LiveKit includes built-in support for end-to-end encryption (E2EE) on realtime audio and video tracks. With E2EE enabled, media data remains fully encrypted from sender to receiver, ensuring that no intermediaries (including LiveKit servers) can access or modify the content. This feature is:

  • Available for both self-hosted and LiveKit Cloud customers at no additional cost.
  • Ideal for regulated industries and security-critical applications.
  • Designed to provide an additional layer of protection beyond standard transport encryption.
Note

Security is our highest priority. Learn more about our comprehensive approach to security.

How E2EE works

E2EE is enabled at the room level and automatically applied to all media tracks from all participants in that room. You must enable it within the LiveKit SDK for each participant. In many cases you can use a built-in key provider with a single shared key for the whole room. If you require unique keys for each participant, or key rotation during the lifetime of a single room, you can implement your own key provider.

Key distribution

It is your responsibility to securely generate, store, and distribute encryption keys to your application at runtime. LiveKit does not (and cannot) store or transport encryption keys for you.

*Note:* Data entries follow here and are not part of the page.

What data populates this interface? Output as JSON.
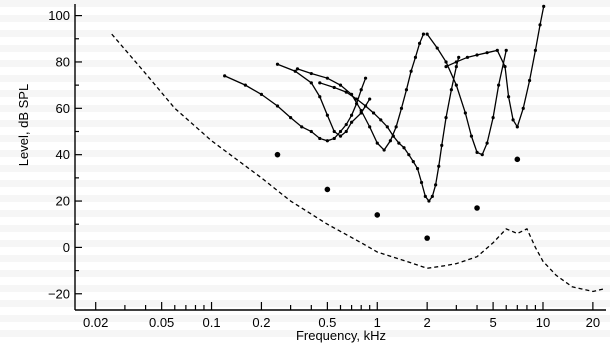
{
  "chart_data": {
    "type": "line",
    "title": "",
    "xlabel": "Frequency, kHz",
    "ylabel": "Level, dB SPL",
    "xscale": "log",
    "xlim": [
      0.015,
      24
    ],
    "ylim": [
      -27,
      105
    ],
    "xticks": [
      0.02,
      0.05,
      0.1,
      0.2,
      0.5,
      1,
      2,
      5,
      10,
      20
    ],
    "xtick_labels": [
      "0.02",
      "0.05",
      "0.1",
      "0.2",
      "0.5",
      "1",
      "2",
      "5",
      "10",
      "20"
    ],
    "yticks": [
      -20,
      0,
      20,
      40,
      60,
      80,
      100
    ],
    "ytick_labels": [
      "−20",
      "0",
      "20",
      "40",
      "60",
      "80",
      "100"
    ],
    "grid": false,
    "legend": "none",
    "colors": {
      "series": "#000000",
      "background": "#ffffff"
    },
    "series": [
      {
        "style": "dashed",
        "x": [
          0.025,
          0.04,
          0.06,
          0.1,
          0.2,
          0.3,
          0.5,
          0.8,
          1,
          1.5,
          2,
          2.5,
          3,
          4,
          5,
          6,
          7,
          8,
          9,
          10,
          12,
          15,
          20,
          23
        ],
        "y": [
          92,
          75,
          60,
          46,
          30,
          20,
          10,
          2,
          -2,
          -6,
          -9,
          -8,
          -7,
          -4,
          2,
          8,
          6,
          8,
          0,
          -6,
          -12,
          -17,
          -19,
          -18
        ]
      },
      {
        "style": "solid-markers",
        "x": [
          0.12,
          0.16,
          0.2,
          0.25,
          0.3,
          0.35,
          0.4,
          0.45,
          0.5,
          0.55,
          0.6,
          0.65,
          0.7,
          0.75,
          0.8,
          0.85
        ],
        "y": [
          74,
          70,
          66,
          61,
          56,
          52,
          50,
          47,
          46,
          47,
          50,
          53,
          57,
          62,
          68,
          73
        ]
      },
      {
        "style": "solid-markers",
        "x": [
          0.25,
          0.32,
          0.4,
          0.45,
          0.5,
          0.55,
          0.6,
          0.65,
          0.7,
          0.8,
          0.9
        ],
        "y": [
          79,
          76,
          71,
          65,
          57,
          50,
          48,
          50,
          54,
          58,
          64
        ]
      },
      {
        "style": "solid-markers",
        "x": [
          0.33,
          0.4,
          0.5,
          0.6,
          0.7,
          0.8,
          0.9,
          1,
          1.1,
          1.2,
          1.3,
          1.4,
          1.5,
          1.6,
          1.7,
          1.8,
          1.9
        ],
        "y": [
          77,
          75,
          73,
          70,
          66,
          59,
          52,
          45,
          42,
          46,
          52,
          60,
          68,
          76,
          82,
          88,
          92
        ]
      },
      {
        "style": "solid-markers",
        "x": [
          0.45,
          0.55,
          0.65,
          0.75,
          0.85,
          0.95,
          1.05,
          1.15,
          1.25,
          1.35,
          1.45,
          1.55,
          1.65,
          1.75,
          1.85,
          1.95,
          2.05,
          2.15,
          2.25,
          2.35,
          2.45,
          2.6,
          2.8,
          3.0,
          3.1
        ],
        "y": [
          71,
          69,
          67,
          64,
          61,
          58,
          55,
          52,
          48,
          45,
          43,
          40,
          37,
          34,
          28,
          22,
          20,
          22,
          27,
          35,
          44,
          56,
          68,
          78,
          82
        ]
      },
      {
        "style": "solid-markers",
        "x": [
          2.0,
          2.3,
          2.6,
          3.0,
          3.4,
          3.7,
          4.0,
          4.3,
          4.6,
          5.0,
          5.4,
          6.0
        ],
        "y": [
          92,
          86,
          80,
          70,
          58,
          48,
          41,
          40,
          45,
          56,
          70,
          85
        ]
      },
      {
        "style": "solid-markers",
        "x": [
          2.6,
          3.0,
          3.5,
          4.0,
          4.6,
          5.3,
          5.9,
          6.2,
          6.6,
          7.0,
          7.6,
          8.3,
          9.0,
          9.6,
          10.1
        ],
        "y": [
          78,
          80,
          82,
          83,
          84,
          85,
          78,
          65,
          55,
          52,
          60,
          72,
          85,
          96,
          104
        ]
      },
      {
        "style": "points",
        "x": [
          0.25,
          0.5,
          1.0,
          2.0,
          4.0,
          7.0
        ],
        "y": [
          40,
          25,
          14,
          4,
          17,
          38
        ]
      }
    ]
  }
}
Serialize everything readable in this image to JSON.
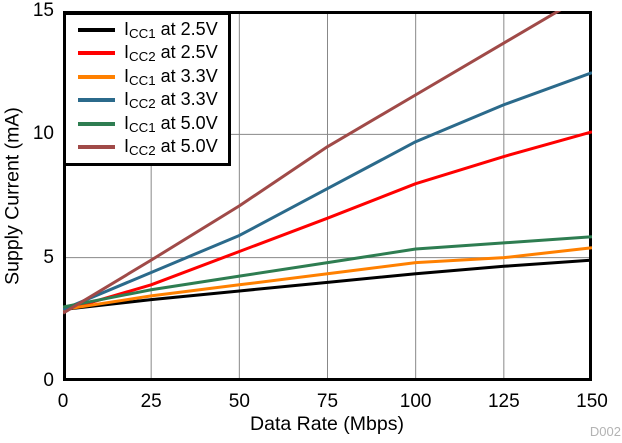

If using a shared key, you would typically generate it on your server at the same time that you create a room and distribute it securely to participants alongside their access token for the room. When using unique keys per participant, you may need a more sophisticated method for distributing keys as new participants join the room. Remember that the key is needed for both encryption and decryption, so even when using per-participant keys, you must ensure that all participants have all keys.

Limitations

All LiveKit network traffic is encrypted using TLS, but full end-to-end encryption applies only to media tracks and is not applied to realtime data messages, API calls, or other signaling.

Implementation guide

These examples show how to use the built-in key provider with a shared key. If you need to use a custom key provider, see the section below.

// 1. Initialize the external key provider
const keyProvider = new ExternalE2EEKeyProvider();
// 2. Configure room options
const roomOptions: RoomOptions = {
e2ee: {
keyProvider: keyProvider,
// Required for web implementations
worker: new Worker(new URL('livekit-client/e2ee-worker', import.meta.url)),
},
};
// 3. Create and configure the room
const room = new Room(roomOptions);
// 4. Set your externally distributed encryption key
await keyProvider.setKey(yourSecureKey);
// 5. Enable E2EE for all local tracks
await room.setE2EEEnabled(true);
// 6. Connect to the room
await room.connect(url, token);

Example implementation

For a production-ready implementation, refer to our Meet example app which demonstrates E2EE in a production-grade application using the ExternalE2EEKeyProvider.

Using a custom key provider

If your application requires key rotation during the lifetime of a single room or unique keys per participant (such as when implementing the MEGOLM or MLS protocol), you'll need to implement your own key provider. The full details of that are beyond the scope of this guide, but a brief outline for the JS SDK is provided below (the process is similar in the other SDKs as well):

  1. Extend the BaseKeyProvider class.
  2. Call onSetEncryptionKey with each key/identity pair
  3. Set appropriate ratcheting options (ratchetSalt, ratchetWindowSize, failureTolerance, keyringSize).
  4. Implement the onKeyRatcheted method to handle key updates.
  5. Call ratchetKey() when key rotation is needed.
  6. Pass your custom key provider in the room options, in place of the built-in key provider.